So as I blogged about earlier, to help find conflicting training questions in your intents you would normally use K-Fold. There are issues in using this though.
- It removes some of your training data that can weaken intents.
- You have to balance number of folds for accuracy over speed.
- Requires to make multiple workspaces.
- Once you have created the results, you have to figure them out.
Looking back at an old blog post on compound questions, I realized that this already sees where a question can be confused with different intents.
So the next step was to determine to equate this to intent testing. Removing a question and retraining is not an option. It takes too long, and offers nothing over the existing K-Fold testing.
Sending the question back as-is will always return a 100% match. Every other intent gets a 0.0 score, so you can’t see confusion. But what if you changed the question?
First up, I took the workspace from the compound questions.
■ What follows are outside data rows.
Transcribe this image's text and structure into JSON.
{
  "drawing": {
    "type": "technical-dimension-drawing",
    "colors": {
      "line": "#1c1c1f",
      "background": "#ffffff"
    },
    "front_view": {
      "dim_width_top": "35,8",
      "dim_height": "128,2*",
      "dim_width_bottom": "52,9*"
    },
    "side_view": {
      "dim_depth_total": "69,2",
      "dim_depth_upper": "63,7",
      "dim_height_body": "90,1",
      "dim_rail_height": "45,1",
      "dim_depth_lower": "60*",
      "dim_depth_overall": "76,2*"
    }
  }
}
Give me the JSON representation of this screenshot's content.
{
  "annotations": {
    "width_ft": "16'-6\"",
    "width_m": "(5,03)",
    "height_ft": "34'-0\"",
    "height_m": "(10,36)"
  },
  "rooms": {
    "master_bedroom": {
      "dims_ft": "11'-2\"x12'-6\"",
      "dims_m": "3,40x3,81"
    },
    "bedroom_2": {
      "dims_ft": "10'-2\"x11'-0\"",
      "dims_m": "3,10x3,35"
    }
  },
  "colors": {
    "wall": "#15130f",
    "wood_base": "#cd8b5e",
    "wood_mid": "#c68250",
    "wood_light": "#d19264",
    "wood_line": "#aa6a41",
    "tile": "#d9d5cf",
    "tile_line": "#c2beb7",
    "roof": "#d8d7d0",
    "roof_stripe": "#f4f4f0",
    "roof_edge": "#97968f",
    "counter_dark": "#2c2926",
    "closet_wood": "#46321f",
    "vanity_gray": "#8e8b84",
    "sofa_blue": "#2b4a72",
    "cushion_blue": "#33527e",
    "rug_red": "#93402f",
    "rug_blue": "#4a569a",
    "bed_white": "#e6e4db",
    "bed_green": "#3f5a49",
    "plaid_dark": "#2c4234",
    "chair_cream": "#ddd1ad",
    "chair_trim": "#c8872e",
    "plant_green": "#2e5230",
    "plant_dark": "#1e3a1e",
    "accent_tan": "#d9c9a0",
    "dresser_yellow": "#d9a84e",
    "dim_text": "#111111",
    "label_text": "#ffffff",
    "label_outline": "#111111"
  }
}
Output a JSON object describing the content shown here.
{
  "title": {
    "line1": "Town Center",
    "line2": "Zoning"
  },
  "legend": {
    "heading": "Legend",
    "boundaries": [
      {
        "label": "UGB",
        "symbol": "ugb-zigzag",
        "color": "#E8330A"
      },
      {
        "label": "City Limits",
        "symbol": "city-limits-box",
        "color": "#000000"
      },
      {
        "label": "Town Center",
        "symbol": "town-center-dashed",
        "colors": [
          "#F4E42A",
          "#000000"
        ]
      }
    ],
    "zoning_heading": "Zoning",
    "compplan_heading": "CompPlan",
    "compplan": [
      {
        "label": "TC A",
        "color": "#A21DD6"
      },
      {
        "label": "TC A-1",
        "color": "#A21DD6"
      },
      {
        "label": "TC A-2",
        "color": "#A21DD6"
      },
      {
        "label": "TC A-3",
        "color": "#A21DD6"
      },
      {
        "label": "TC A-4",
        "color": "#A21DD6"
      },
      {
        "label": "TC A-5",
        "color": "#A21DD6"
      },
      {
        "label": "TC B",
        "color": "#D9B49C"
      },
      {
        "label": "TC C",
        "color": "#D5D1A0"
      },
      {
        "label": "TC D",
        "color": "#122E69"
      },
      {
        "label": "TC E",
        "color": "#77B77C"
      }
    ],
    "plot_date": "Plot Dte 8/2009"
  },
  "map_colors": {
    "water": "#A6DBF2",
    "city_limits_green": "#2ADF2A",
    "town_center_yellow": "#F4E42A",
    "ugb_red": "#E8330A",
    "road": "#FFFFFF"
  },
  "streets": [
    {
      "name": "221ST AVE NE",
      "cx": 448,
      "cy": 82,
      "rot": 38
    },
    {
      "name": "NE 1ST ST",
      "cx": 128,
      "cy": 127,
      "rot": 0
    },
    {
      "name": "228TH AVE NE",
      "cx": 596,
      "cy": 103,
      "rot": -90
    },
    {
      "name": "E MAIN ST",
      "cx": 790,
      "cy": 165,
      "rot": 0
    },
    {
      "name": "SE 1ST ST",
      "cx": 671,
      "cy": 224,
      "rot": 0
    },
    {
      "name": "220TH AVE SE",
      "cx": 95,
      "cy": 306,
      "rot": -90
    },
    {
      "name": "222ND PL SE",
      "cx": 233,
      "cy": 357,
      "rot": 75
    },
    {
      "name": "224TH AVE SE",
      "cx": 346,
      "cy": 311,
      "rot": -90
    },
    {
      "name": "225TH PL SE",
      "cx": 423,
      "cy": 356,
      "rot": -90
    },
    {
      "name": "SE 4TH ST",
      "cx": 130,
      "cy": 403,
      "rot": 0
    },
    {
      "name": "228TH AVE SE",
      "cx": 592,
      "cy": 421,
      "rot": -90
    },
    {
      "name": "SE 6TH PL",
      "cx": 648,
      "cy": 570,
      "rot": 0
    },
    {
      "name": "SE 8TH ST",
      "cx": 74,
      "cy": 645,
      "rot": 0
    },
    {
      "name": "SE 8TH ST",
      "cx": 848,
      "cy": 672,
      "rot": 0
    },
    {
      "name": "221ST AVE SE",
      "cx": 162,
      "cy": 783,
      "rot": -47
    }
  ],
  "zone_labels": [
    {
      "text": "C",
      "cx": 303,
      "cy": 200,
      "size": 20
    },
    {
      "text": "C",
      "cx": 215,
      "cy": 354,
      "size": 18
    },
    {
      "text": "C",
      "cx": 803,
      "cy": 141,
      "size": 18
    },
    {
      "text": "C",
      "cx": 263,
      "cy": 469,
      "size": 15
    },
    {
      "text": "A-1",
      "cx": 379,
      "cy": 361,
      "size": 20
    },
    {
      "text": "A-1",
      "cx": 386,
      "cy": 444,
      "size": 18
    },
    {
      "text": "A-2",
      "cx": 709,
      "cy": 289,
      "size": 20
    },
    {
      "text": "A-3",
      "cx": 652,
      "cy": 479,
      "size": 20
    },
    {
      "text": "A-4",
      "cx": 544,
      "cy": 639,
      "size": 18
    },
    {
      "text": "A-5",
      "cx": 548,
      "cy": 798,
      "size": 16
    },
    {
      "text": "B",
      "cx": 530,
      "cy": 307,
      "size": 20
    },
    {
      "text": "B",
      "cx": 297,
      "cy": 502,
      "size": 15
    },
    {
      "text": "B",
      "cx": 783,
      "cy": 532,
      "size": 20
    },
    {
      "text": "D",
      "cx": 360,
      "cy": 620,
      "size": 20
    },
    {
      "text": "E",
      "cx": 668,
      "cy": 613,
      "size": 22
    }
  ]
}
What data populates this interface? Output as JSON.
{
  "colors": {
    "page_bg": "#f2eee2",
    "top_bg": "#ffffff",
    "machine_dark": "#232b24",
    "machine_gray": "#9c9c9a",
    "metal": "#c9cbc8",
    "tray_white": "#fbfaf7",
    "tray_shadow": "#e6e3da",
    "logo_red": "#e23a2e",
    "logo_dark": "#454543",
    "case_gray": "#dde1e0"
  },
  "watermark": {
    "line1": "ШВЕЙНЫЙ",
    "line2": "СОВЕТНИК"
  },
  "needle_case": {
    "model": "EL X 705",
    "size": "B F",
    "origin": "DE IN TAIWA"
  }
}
Despite being a tiny workspace it works quite well. So I had to manufacture some confusion. I did this by taking a question from one intent and pasting it into another (from #ALLOW_VET to #DOG_HEALTH).
- Can my vet examine the puppies?
Next up for the code we define a “safe word”. This is prepended to any question when talking to Watson Assistant. In this case I selected “SIO”. What was interesting when testing this is that even if the safe word doesn’t make sense, it can still impact the results on an enterprise level (ie. 1000’s of questions).
We end up with this response:
- SIO Can my vet examine the puppies?
ALLOW_VET = 0.952616596221924 DOG_HEALTH = 0.9269126892089845
Great! We can clearly see that these intents are confused with each other. So using the K-Means code from before we can document actual confusion between intents.
I’ve created some Sample Code you can play with to recreate.
Just in case you are not aware, there is also a Watson Assistant premium feature which will do something similar. It’s called “conflict resolution” (CR). Here is a good video explaining the feature.
Compared to that and K-Fold…
- This sample code is faster and cleaner than K-Fold.
- Narrows down to an individual question.
- (with customizations) Can show multiple intent confusion.
- Unlike K-Fold, later tests only require you to test new & updated intents.
- Considerably slower than CR. When using CR, it only takes a few seconds to test everything. The sample can take up to a second per question to test.
- Costs an API call for each question test.
- Can’t test the model where the question would not be in the training. (What K-Fold does)
- CR is slightly more accurate in detection. (based on my tests)
- CR allows you to swap/edit questions within the same UI. The example I posted requires manual work.